After putting the vocabulary and phrases (perhaps with frequency information) out on the class directory for your domain, you should turn your attention to the contest.  On the basis of class discussions about breadth of some of the domains, you will be pleased to learn that the chosen target domain is geology.  Although by no means a clearly bounded discipline with regard to document content, it probably is less voluminous in coverage and somewhat easier to pin down than the others.  Also, as it happens, since there are two students working in this domain, there will be at least 2 million words of training text available to the class.  The contest itself will feature either 2000 files of text mostly from geology, with 10 to 100 of the files actually clearly from one of the other domains, or it will feature 2000 files from the five domains, of which only 10 to 100 are from geology - depending on which group you are in.  So you can fine-tune your personal entry into the contest for the domain of geology.  However, please do write most of your system so that if you were required to change to a different domain, you would not have to change much more than directory paths and filenames.

 

Because I will do my best to be sure that you do not train on the test sets, I request that you send me a list of the URLS that you downloaded from, if at all possible.  If it's already too late for that, give me as much information as you can about your sources, so that I have a reasonable chance to get the test files from somewhere else.

 

Due dates:

 

October 18 - all training files (text, tagged text, vocabulary, phrases) in the class directory.  If you're at conference out of the country on that date, please get as much as possible online before you leave, but you can finish when you get back. :)

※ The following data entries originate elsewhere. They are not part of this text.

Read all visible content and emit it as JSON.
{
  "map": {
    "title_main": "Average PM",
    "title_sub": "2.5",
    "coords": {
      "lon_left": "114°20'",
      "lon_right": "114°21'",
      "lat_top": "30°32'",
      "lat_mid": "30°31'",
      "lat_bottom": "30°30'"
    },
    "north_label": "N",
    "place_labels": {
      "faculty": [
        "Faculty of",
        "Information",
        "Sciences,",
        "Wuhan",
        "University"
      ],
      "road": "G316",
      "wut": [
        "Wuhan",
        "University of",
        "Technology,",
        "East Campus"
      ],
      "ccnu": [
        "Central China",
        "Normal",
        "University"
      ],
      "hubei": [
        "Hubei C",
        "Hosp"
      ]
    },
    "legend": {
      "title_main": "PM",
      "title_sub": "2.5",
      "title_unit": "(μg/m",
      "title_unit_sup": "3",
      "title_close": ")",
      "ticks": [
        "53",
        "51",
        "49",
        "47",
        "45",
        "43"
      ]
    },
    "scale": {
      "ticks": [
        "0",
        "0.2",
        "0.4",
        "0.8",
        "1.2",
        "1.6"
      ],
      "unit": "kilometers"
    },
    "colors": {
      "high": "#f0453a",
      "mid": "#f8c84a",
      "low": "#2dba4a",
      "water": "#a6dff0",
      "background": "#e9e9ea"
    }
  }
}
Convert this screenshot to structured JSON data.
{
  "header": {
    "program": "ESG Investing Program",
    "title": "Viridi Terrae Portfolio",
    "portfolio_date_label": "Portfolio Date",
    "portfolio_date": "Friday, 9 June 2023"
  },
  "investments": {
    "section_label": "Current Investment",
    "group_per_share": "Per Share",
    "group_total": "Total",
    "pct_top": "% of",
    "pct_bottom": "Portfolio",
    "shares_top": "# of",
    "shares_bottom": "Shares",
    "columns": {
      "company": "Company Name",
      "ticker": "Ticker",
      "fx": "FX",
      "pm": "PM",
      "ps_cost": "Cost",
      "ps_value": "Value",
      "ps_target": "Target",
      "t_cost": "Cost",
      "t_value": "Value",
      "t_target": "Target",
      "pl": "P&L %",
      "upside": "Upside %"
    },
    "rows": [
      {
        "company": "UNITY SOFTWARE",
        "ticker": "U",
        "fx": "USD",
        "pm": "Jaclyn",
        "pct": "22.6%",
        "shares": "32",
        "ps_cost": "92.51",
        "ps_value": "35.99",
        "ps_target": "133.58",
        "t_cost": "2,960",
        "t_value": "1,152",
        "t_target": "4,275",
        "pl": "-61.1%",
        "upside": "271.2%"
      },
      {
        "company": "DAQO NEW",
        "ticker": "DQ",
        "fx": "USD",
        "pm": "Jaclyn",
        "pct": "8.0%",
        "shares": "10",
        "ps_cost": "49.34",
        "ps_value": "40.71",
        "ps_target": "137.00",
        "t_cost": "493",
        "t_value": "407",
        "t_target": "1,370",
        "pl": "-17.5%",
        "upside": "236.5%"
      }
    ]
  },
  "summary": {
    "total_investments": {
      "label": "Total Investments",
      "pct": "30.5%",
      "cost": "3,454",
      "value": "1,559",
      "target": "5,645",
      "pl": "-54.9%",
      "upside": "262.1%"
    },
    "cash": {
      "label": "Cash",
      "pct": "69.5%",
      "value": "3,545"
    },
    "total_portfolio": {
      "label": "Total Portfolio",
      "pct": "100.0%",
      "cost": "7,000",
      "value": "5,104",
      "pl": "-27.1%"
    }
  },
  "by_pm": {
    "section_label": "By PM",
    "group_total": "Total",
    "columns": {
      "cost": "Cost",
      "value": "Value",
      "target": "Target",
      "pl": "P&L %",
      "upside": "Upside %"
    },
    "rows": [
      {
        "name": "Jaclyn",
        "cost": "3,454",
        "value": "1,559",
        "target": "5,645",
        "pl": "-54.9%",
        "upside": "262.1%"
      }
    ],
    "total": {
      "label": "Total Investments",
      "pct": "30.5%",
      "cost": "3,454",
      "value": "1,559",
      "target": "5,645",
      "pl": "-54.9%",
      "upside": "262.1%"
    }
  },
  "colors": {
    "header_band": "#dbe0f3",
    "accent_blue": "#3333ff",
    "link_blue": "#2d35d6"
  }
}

October 18 - your proposed approach must be described in at least general terms to the instructor.  The instructor reserves the right to suggest or require modifications to your proposed approach.  Once that approach is mutually agreed upon, let the instructor know about your progress at least once per week, preferably twice a week.

November 1 - Your program/system must be ready to run on the test sets by this date.  Test sets will be made available.  Run the test, report on the names of the target files identified by your system (or, equivalently, their position in the list of filenames), inspect the actual files that your system returns, give your assessment of accuracy, and what problems your system may be having.  This should be contained in a written report that you will hand in on Friday, November 3, and will also be the subject of our class discussion on that date.

 

Between October 18 and November 1, I expect that one or two class discussions will be devoted to questions and comments that members of the class will have regarding the tasks they are attempting.  Since no two students will be using the same approach on the same version of the contest, there is no reason to be super-secretive about general approaches.  In my experience, it has been very helpful for each student to describe in general (about five minutes) what they are doing, with the rest of the class contributing advice.

 

As mentioned in class, if you do a disciplined job of whatever you agree with the instructor to do, your grade does not depend on how successful your approach is, either as direct performance (even though the various systems will be scored on how many files are correctly identified and how many of the files identified are incorrect, your grade is not dependent on that score) or as relative performance (you don't have to worry about whether all of your classmates' systems' scores are higher or lower than your system's).  However, your written report turned in on November 3 should contain enough details of what you have done to convince a reader that you have done a disciplined implementation of your proposed approach.